Notas do Padre Matos Soares:
[1] Teófilo. Esta palavra, que significa “amigo de Deus”, é o nome dum cristão ilustre, a quem S. Lucas dedicou o seu Evangelho.
[2] E irá adiante dele, isto é, será o precursor do Messias, tendo por isso o zelo e a força de Elias.
[3] A esterilidade era considerada, entre as mulheres judias, como um opróbrio e um castigo, pois excluía da bênção dada a Abraão (Gén., XXII, 17; XXX, 23).
[4] “Cheia de graça”. Estas palavras mostram que Maria tinha sido elevada a um altíssimo grau de santidade, santidade que, como afirmam os Santos Padres, é superior à de todas as criaturas.
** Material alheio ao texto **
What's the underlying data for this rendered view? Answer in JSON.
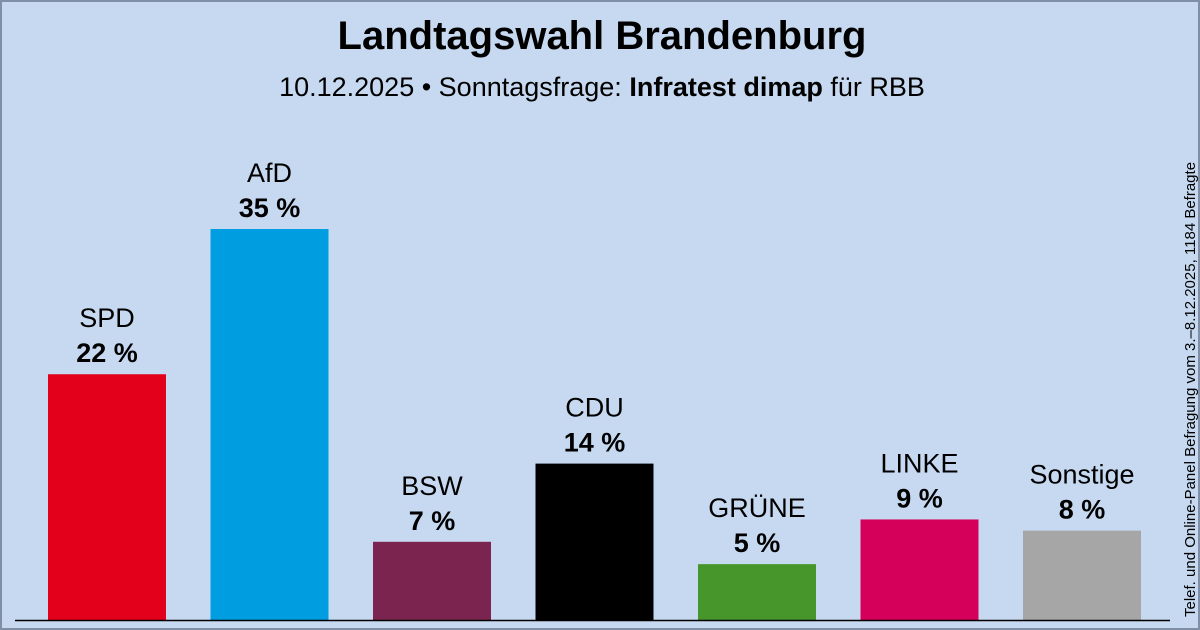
{
  "header": {
    "title": "Landtagswahl Brandenburg",
    "subtitle_prefix": "10.12.2025 • Sonntagsfrage:",
    "subtitle_source": "Infratest dimap",
    "subtitle_suffix": "für RBB"
  },
  "side_note": "Telef. und Online-Panel Befragung vom 3.–8.12.2025, 1184 Befragte",
  "chart_data": {
    "type": "bar",
    "title": "Landtagswahl Brandenburg",
    "categories": [
      "SPD",
      "AfD",
      "BSW",
      "CDU",
      "GRÜNE",
      "LINKE",
      "Sonstige"
    ],
    "values": [
      22,
      35,
      7,
      14,
      5,
      9,
      8
    ],
    "value_labels": [
      "22 %",
      "35 %",
      "7 %",
      "14 %",
      "5 %",
      "9 %",
      "8 %"
    ],
    "colors": [
      "#e3001b",
      "#009ee0",
      "#7b2450",
      "#000000",
      "#46962b",
      "#d4005a",
      "#a6a6a6"
    ],
    "ylabel": "",
    "ylim": [
      0,
      35
    ],
    "grid": false
  }
}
E a Igreja, confirmando esta verdade, definiu que Maria, cheia de graça, não foi manchada pelo pecado original [NdB: Dogma da Imaculada Conceição de Maria. Bula “Ineffabilis Deus”, Pio IX, 8 de dezembro de 1854. Link].
[5] “Não conheço varão”. Por estas palavras, vê-se que Maria Santíssima tinha feito voto de virgindade perpétua, o qual estava resolvida a observar, não obstante o matrimônio.
[6] O “Magnificat”, é o canto de alegria mais sublime que saiu dos lábios duma criatura. E em tudo digno da Mãe de Deus.
[7] Zacarias, por meio do cântico “Benedictus”, agradece a Deus a vinda do Messias para remir Israel.
[8] “Suscitou uma força”, um Salvador poderoso, o Messias, na descendência de David.
[9] “A favor de nossos pais”, que participarão dos benefícios da Redenção, sendo as suas almas tiradas do Limbo, e introduzidas na Glória.
[10] “O Sol nascente”, o Messias, luz de Mundo.